Venture capital predicts Anthropic's revenue will surpass Alphabet by 2028: "Selling brains rather than tools," targeting a $50 trillion labor market

According to Beating Monitoring, OSS Capital’s founding partner Joseph Jacks predicts that Anthropic’s annualized revenue will surpass Google’s parent company Alphabet by mid-2028. His growth curve is extremely steep: $100 billion by the end of this year, $340 billion next year, and then straight to $850 billion the year after that. Jacks says this is already a “conservatively lowered” forecast.

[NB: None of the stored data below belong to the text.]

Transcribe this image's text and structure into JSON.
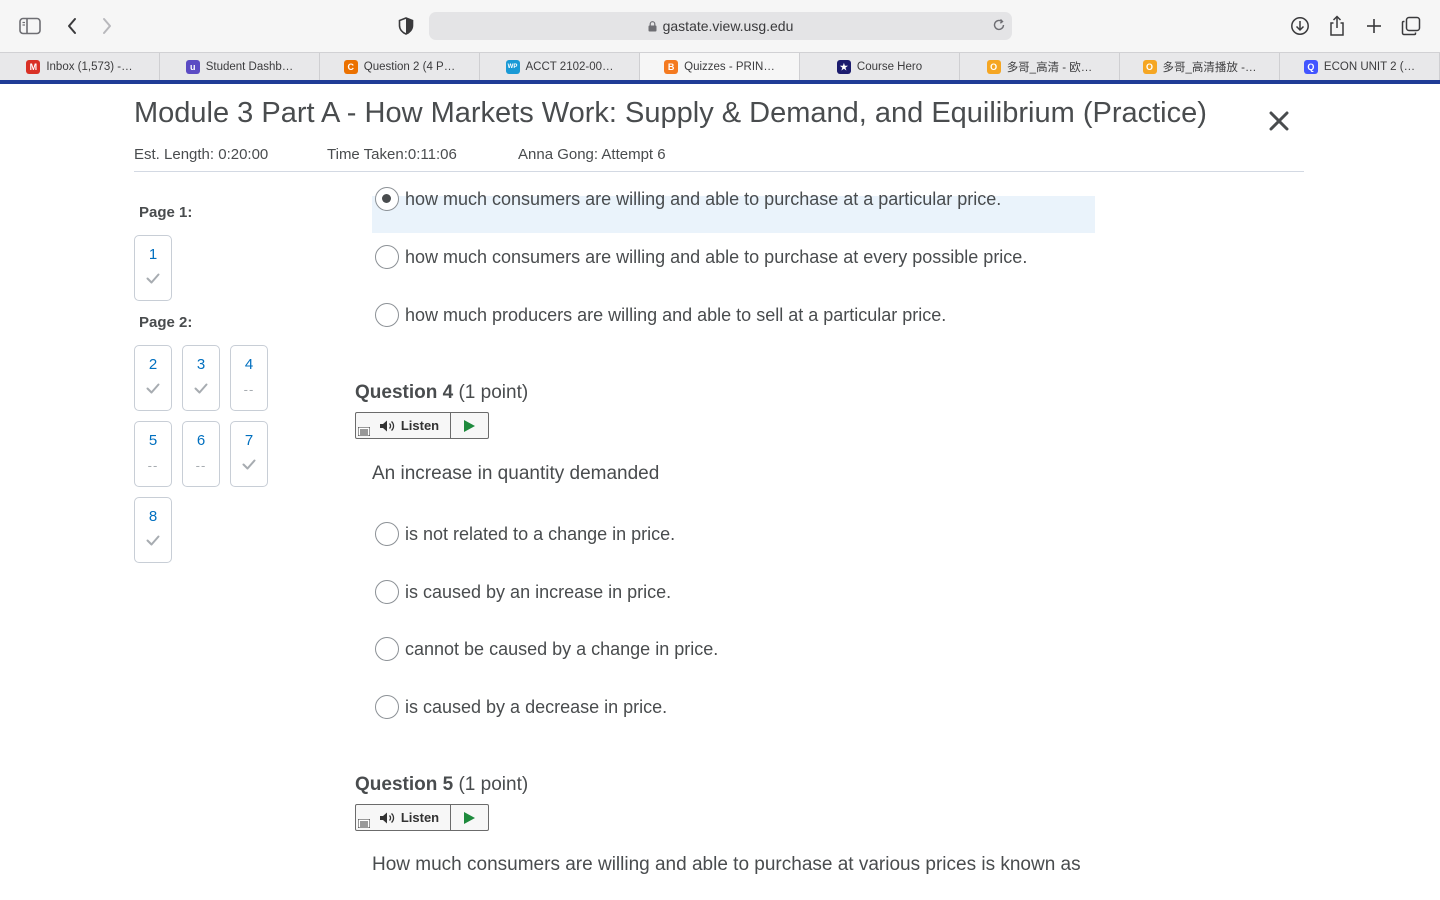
{
  "browser": {
    "url": "gastate.view.usg.edu",
    "tabs": [
      {
        "label": "Inbox (1,573) -…",
        "icon": "gmail-icon",
        "color": "#d93025",
        "glyph": "M"
      },
      {
        "label": "Student Dashb…",
        "icon": "student-dashboard-icon",
        "color": "#5b4bc4",
        "glyph": "u"
      },
      {
        "label": "Question 2 (4 P…",
        "icon": "chegg-icon",
        "color": "#eb7100",
        "glyph": "C"
      },
      {
        "label": "ACCT 2102-00…",
        "icon": "wiley-plus-icon",
        "color": "#1a9ad6",
        "glyph": "WP"
      },
      {
        "label": "Quizzes - PRIN…",
        "icon": "d2l-icon",
        "color": "#f47a20",
        "glyph": "B"
      },
      {
        "label": "Course Hero",
        "icon": "course-hero-icon",
        "color": "#1b1b6e",
        "glyph": "★"
      },
      {
        "label": "多哥_高清 - 欧…",
        "icon": "video-site-icon",
        "color": "#f5a623",
        "glyph": "O"
      },
      {
        "label": "多哥_高清播放 -…",
        "icon": "video-site-icon",
        "color": "#f5a623",
        "glyph": "O"
      },
      {
        "label": "ECON UNIT 2 (…",
        "icon": "quizlet-icon",
        "color": "#4255ff",
        "glyph": "Q"
      }
    ],
    "active_tab": 4
  },
  "quiz": {
    "title": "Module 3 Part A - How Markets Work: Supply & Demand, and Equilibrium (Practice)",
    "est_length": "Est. Length: 0:20:00",
    "time_taken": "Time Taken:0:11:06",
    "attempt": "Anna Gong: Attempt 6"
  },
  "nav": {
    "page1_label": "Page 1:",
    "page2_label": "Page 2:",
    "questions": [
      {
        "num": "1",
        "status": "answered"
      },
      {
        "num": "2",
        "status": "answered"
      },
      {
        "num": "3",
        "status": "answered"
      },
      {
        "num": "4",
        "status": "--"
      },
      {
        "num": "5",
        "status": "--"
      },
      {
        "num": "6",
        "status": "--"
      },
      {
        "num": "7",
        "status": "answered"
      },
      {
        "num": "8",
        "status": "answered"
      }
    ]
  },
  "q3_options": [
    {
      "text": "how much consumers are willing and able to purchase at a particular price.",
      "selected": true
    },
    {
      "text": "how much consumers are willing and able to purchase at every possible price.",
      "selected": false
    },
    {
      "text": "how much producers are willing and able to sell at a particular price.",
      "selected": false
    }
  ],
  "q4": {
    "label": "Question 4",
    "points": "(1 point)",
    "listen": "Listen",
    "text": "An increase in quantity demanded",
    "options": [
      "is not related to a change in price.",
      "is caused by an increase in price.",
      "cannot be caused by a change in price.",
      "is caused by a decrease in price."
    ]
  },
  "q5": {
    "label": "Question 5",
    "points": "(1 point)",
    "listen": "Listen",
    "text": "How much consumers are willing and able to purchase at various prices is known as"
  }
}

In the first four months of this year, Anthropic’s revenue has already tripled 3.3 times (to $300 billion). In the previous quarter, Gemini’s usage only grew by 60%, while Anthropic exploded by 10 times. He points out that this kind of surge has three hard supports:

  • Major customers find it extremely difficult to unsubscribe: the number of enterprises with annual fees of more than $1 million doubles to 1,000 within two months. Once a business connects to an Agent, the switching cost is extremely high.
  • Penetrate big corporations with a single product: Claude Code became the knock-in door, and in turn packaged the underlying capabilities into the Fortune 2000.
  • Compute power is no longer the bottleneck: with help from Google’s existing capacity, as well as recent large deals with Broadcom and SpaceX, compute power has finally caught up with demand.

In response to doubts that “once scale breaks 100 billion, it must inevitably slow down,” Jacks believes this is using old rules to judge a new phenomenon. AWS and Meta sell “tools,” and the ceiling is the $800 billion software market; Anthropic sells “brainpower,” benchmarking against the $50 trillion global labor market. The market is two orders of magnitude larger, so the old slowdown rules naturally no longer hold.

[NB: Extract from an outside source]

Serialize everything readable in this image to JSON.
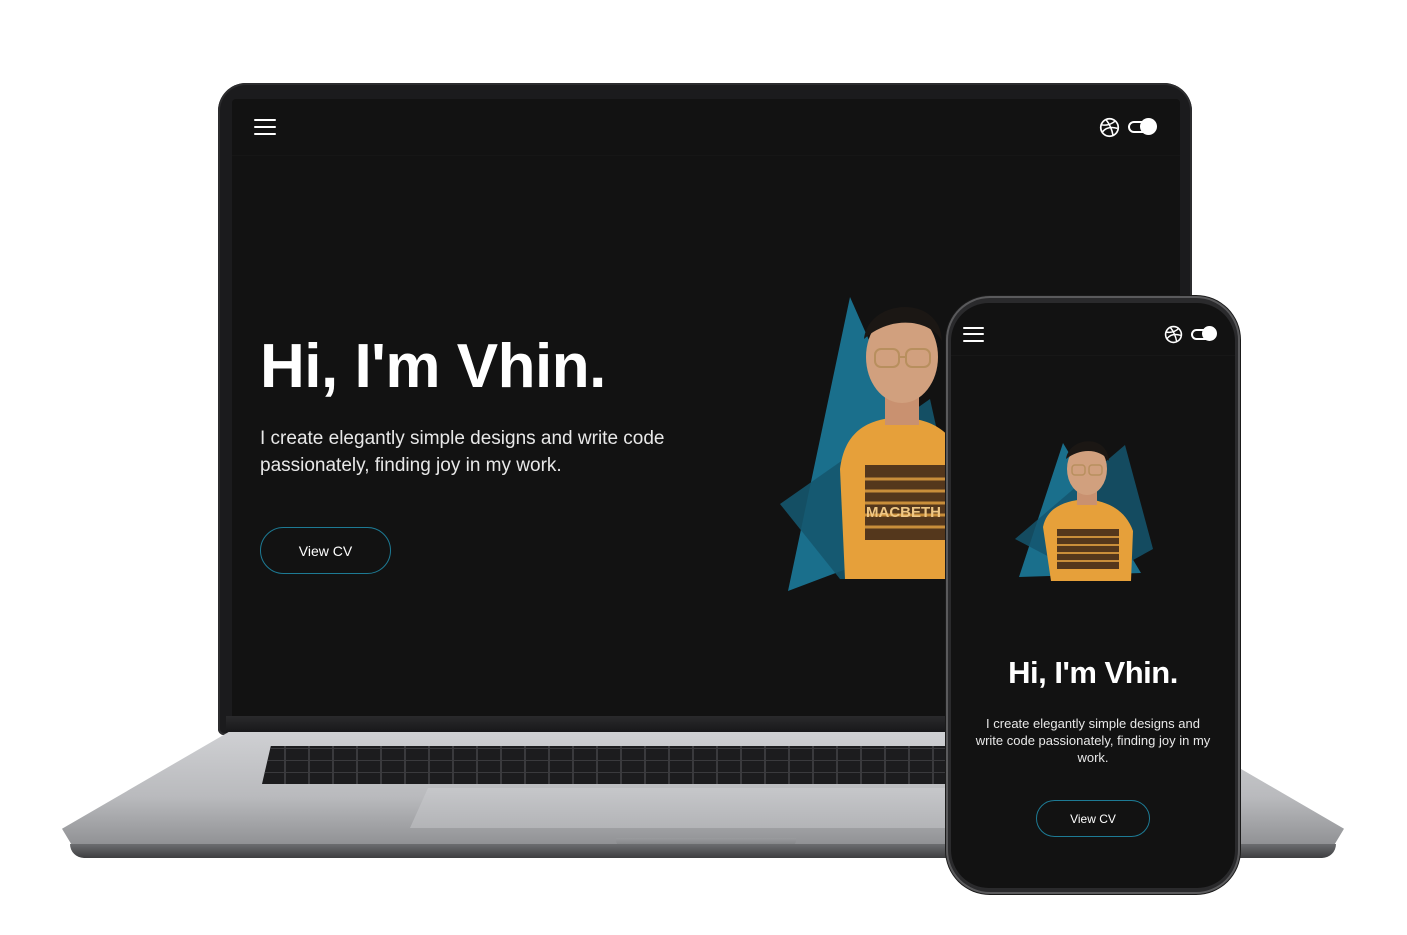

Note: There is recent controversy around the “$30 billion revenue” baseline for this forecast. OpenAI executives previously questioned whether Anthropic used gross revenue when calculating the distribution of cloud vendors, which could mean its scale is overestimated; and using a startup’s “annualized expectations” to compare with a public company’s “financial report revenue” involves standards that are not comparable.